Modern Battery Designs
Our conventional “flooded,” wet-cell, lead-acid battery has been improved during recent years to reduce corrosive gassing and increase service life. Most require no maintenance and have a service life of three to four years, depending upon climate and operating conditions. Most modern batteries are also designed to accommodate plate erosion by suspending the battery plates above the bottom of the battery case. This design reduces the likelihood that sediment build-up will short out the battery’s positive and negative plates.

Absorbed glass mat (AGM) batteries are becoming a popular choice for a premium battery because an absorbent glass mat retains the electrolyte between the battery’s positive and negative plates. Among other virtues, this manufacturing method allows the battery to be mounted in any position without leaking acid and to resist severe vibration. Many motorcycles and off-road vehicles use AGM batteries to increase reliability and service life.

Battery Failure Patterns
Obviously, the failure patterns for batteries have changed during the past 20 years. Twenty years ago, a bad battery would dramatically reduce the cranking speed of the engine and cause hard starting. Because modern engines are so easy to start, a bad battery will generally perform well until the very minute it fails. So it’s not unusual for an owner to park his vehicle only to discover an hour later that his battery is completely dead.

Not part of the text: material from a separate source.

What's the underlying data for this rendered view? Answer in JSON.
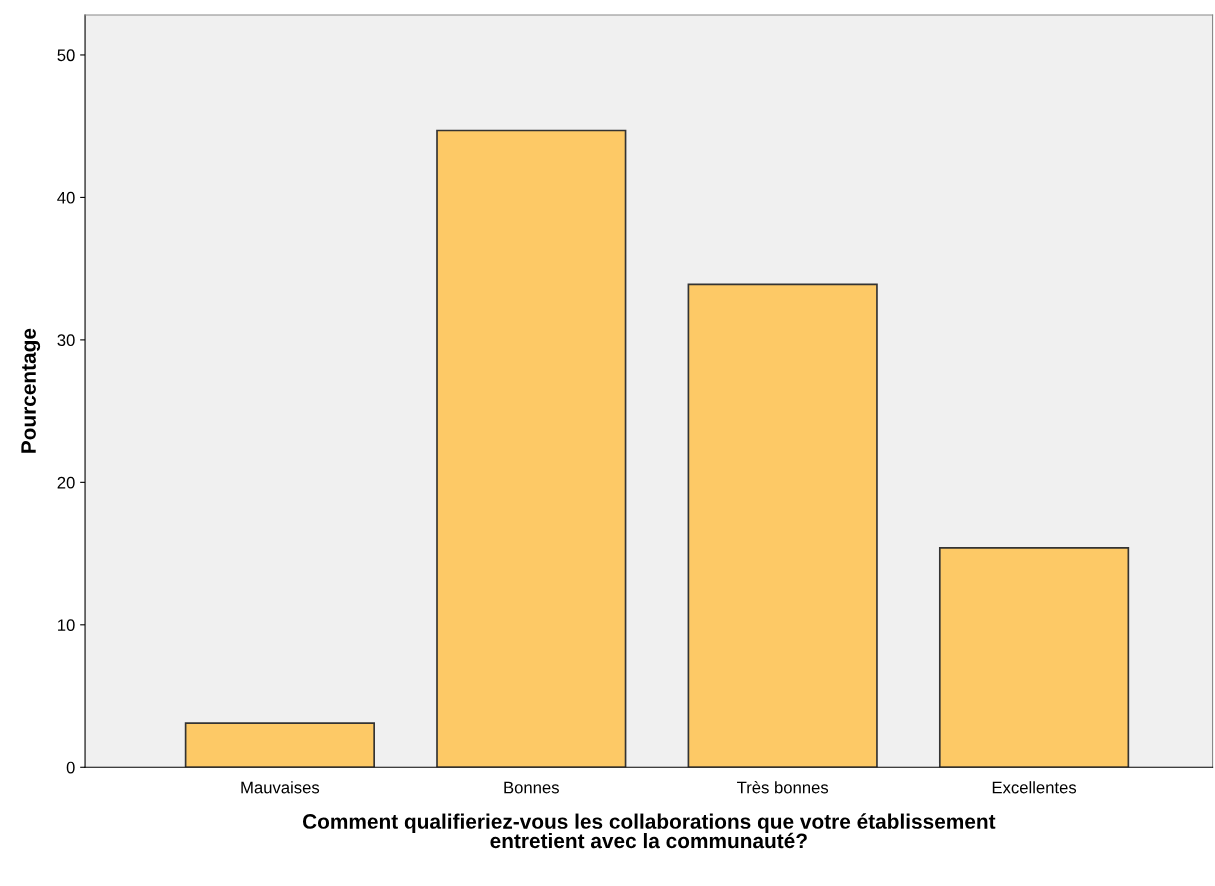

Deep discharging is one of the primary causes of premature battery and alternator failure. Aftermarket radios and other accessories are usually responsible for high key-off drains on the battery. Other causes include excessive key-on, engine-off accessory use or excessive cranking of hard-starting engines.

Batteries also tend to discharge from lack of use. If a vehicle is parked for long periods of time and driven only short distances, the battery plates tend to coat themselves with sulfate crystals, which reduce the plates’ ability to absorb and discharge electrical current. The symptoms of a sulfated battery are reduced CCA and an inability to accept re-charging.

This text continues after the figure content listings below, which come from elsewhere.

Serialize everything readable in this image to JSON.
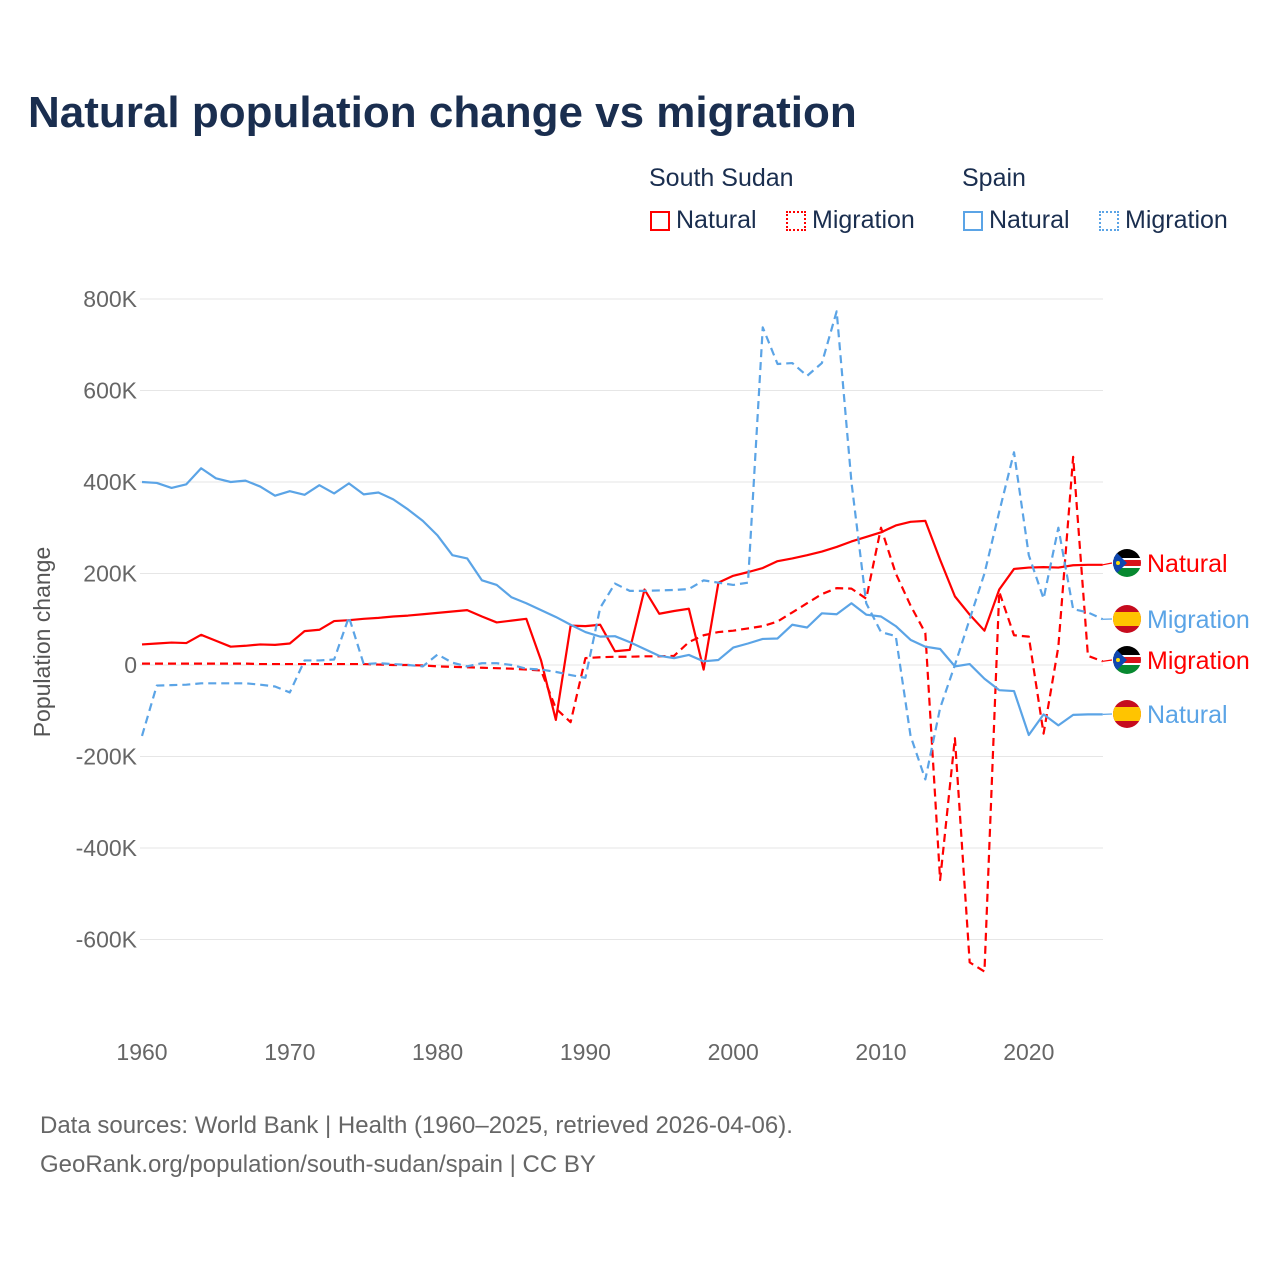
{
  "chart_data": {
    "type": "line",
    "title": "Natural population change vs migration",
    "ylabel": "Population change",
    "xlabel": "",
    "xlim": [
      1960,
      2025
    ],
    "ylim": [
      -700000,
      800000
    ],
    "x_ticks": [
      "1960",
      "1970",
      "1980",
      "1990",
      "2000",
      "2010",
      "2020"
    ],
    "y_ticks": [
      {
        "v": 800000,
        "label": "800K"
      },
      {
        "v": 600000,
        "label": "600K"
      },
      {
        "v": 400000,
        "label": "400K"
      },
      {
        "v": 200000,
        "label": "200K"
      },
      {
        "v": 0,
        "label": "0"
      },
      {
        "v": -200000,
        "label": "-200K"
      },
      {
        "v": -400000,
        "label": "-400K"
      },
      {
        "v": -600000,
        "label": "-600K"
      }
    ],
    "grid": true,
    "legend": {
      "position": "top-right",
      "groups": [
        {
          "name": "South Sudan",
          "items": [
            "Natural",
            "Migration"
          ]
        },
        {
          "name": "Spain",
          "items": [
            "Natural",
            "Migration"
          ]
        }
      ]
    },
    "x_start": 1960,
    "unit_note": "values in thousands",
    "series": [
      {
        "name": "South Sudan Natural",
        "country": "South Sudan",
        "kind": "Natural",
        "label": "Natural",
        "color": "#ff0000",
        "dashed": false,
        "values": [
          45,
          47,
          49,
          48,
          66,
          53,
          40,
          42,
          45,
          44,
          47,
          74,
          77,
          96,
          98,
          101,
          103,
          106,
          108,
          111,
          114,
          117,
          120,
          106,
          93,
          97,
          101,
          10,
          -120,
          86,
          85,
          88,
          30,
          33,
          165,
          112,
          118,
          123,
          -10,
          180,
          195,
          203,
          212,
          227,
          233,
          240,
          248,
          258,
          270,
          280,
          290,
          305,
          313,
          315,
          230,
          150,
          110,
          75,
          165,
          210,
          213,
          214,
          213,
          218,
          219,
          219
        ]
      },
      {
        "name": "South Sudan Migration",
        "country": "South Sudan",
        "kind": "Migration",
        "label": "Migration",
        "color": "#ff0000",
        "dashed": true,
        "values": [
          3,
          3,
          3,
          3,
          3,
          3,
          3,
          3,
          2,
          2,
          2,
          2,
          2,
          2,
          2,
          2,
          1,
          0,
          0,
          -1,
          -3,
          -4,
          -5,
          -6,
          -7,
          -8,
          -10,
          -12,
          -95,
          -125,
          15,
          17,
          18,
          18,
          19,
          19,
          20,
          50,
          65,
          72,
          75,
          80,
          85,
          95,
          115,
          135,
          155,
          168,
          167,
          145,
          300,
          200,
          130,
          70,
          -470,
          -160,
          -650,
          -670,
          160,
          65,
          62,
          -150,
          40,
          455,
          20,
          8
        ]
      },
      {
        "name": "Spain Natural",
        "country": "Spain",
        "kind": "Natural",
        "label": "Natural",
        "color": "#5ba4e6",
        "dashed": false,
        "values": [
          400,
          398,
          387,
          395,
          430,
          408,
          400,
          403,
          390,
          370,
          380,
          372,
          393,
          375,
          397,
          373,
          377,
          362,
          340,
          315,
          283,
          240,
          233,
          185,
          175,
          148,
          135,
          120,
          105,
          88,
          72,
          62,
          63,
          50,
          35,
          20,
          15,
          22,
          8,
          11,
          38,
          47,
          57,
          58,
          88,
          82,
          113,
          111,
          135,
          110,
          106,
          85,
          55,
          40,
          35,
          -3,
          2,
          -30,
          -55,
          -57,
          -153,
          -108,
          -132,
          -109,
          -108,
          -108
        ]
      },
      {
        "name": "Spain Migration",
        "country": "Spain",
        "kind": "Migration",
        "label": "Migration",
        "color": "#5ba4e6",
        "dashed": true,
        "values": [
          -155,
          -45,
          -44,
          -43,
          -40,
          -40,
          -40,
          -40,
          -43,
          -47,
          -60,
          10,
          10,
          12,
          105,
          2,
          4,
          2,
          0,
          -3,
          23,
          5,
          -3,
          4,
          4,
          0,
          -8,
          -10,
          -15,
          -22,
          -28,
          125,
          178,
          162,
          162,
          163,
          164,
          166,
          185,
          180,
          175,
          180,
          738,
          658,
          660,
          632,
          660,
          773,
          400,
          135,
          72,
          63,
          -155,
          -250,
          -94,
          0,
          100,
          200,
          335,
          465,
          240,
          145,
          300,
          122,
          115,
          100
        ]
      }
    ]
  },
  "footer": {
    "line1": "Data sources: World Bank | Health (1960–2025, retrieved 2026-04-06).",
    "line2": "GeoRank.org/population/south-sudan/spain | CC BY"
  }
}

Vibration caused by severe off-road driving or loose battery hold-downs accelerates normal erosion of battery plates. The sediment that builds up at the bottom of the battery case can short-circuit the positive and negative battery plates, causing a complete battery failure.

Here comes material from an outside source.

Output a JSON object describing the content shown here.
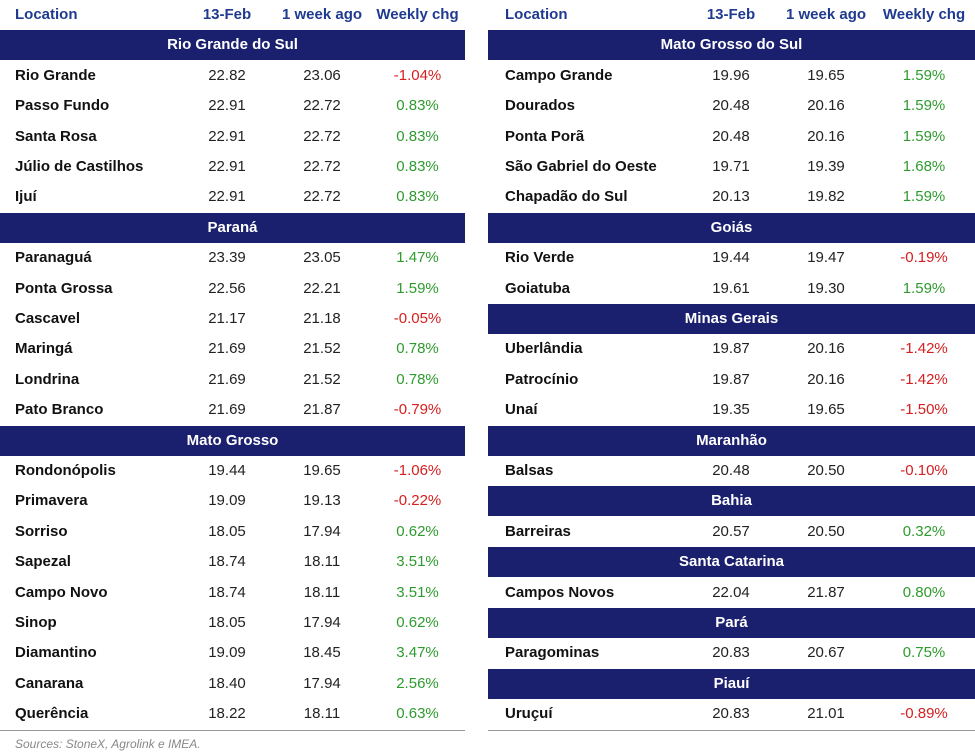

An overcharging condition in the vehicle’s charging system can also shorten battery life by boiling away the battery’s electrolyte and exposing the battery plates to atmospheric air. The symptoms of over-charging are a wet-looking battery case, excessive terminal and hold-down corrosion, and a distinct rotten-egg or sulfurous odor. Remember that high ambient temperatures accelerate all of the above battery wear factors.

The continuous or intermittent failure of individual cells also can cause many hard-to-diagnose cold-starting and driveability complaints. A 12-volt battery is comprised of six cells, with each fully-charged cell producing 2.2 volts. The total voltage of these six cells is 12.6 volts. The loss of a single cell can reduce the battery terminal voltage to 10.4 volts, which can cause hard starting and cold engine performance complaints.

Battery Testing
Modern electronic battery analyzers test a battery’s condition by passing a mild alternating current through the battery’s cells. Because electronic testers eliminate the need to recharge a badly discharged battery for testing, they essentially dominate the quick-service market.

In contrast, conventional carbon pile battery load testers require that the battery be at least 75% charged and at room temperature. The classic specific gravity testers that are used to measure the density of the electrolyte are very accurate for determining individual cell condition. But they also require recharging and are also hazardous to use because the highly corrosive battery electrolyte can spatter into the eyes. While both methods are useful in the hands of a skilled mechanic, electronic testing is the safest and generally the most accurate method of measuring battery condition.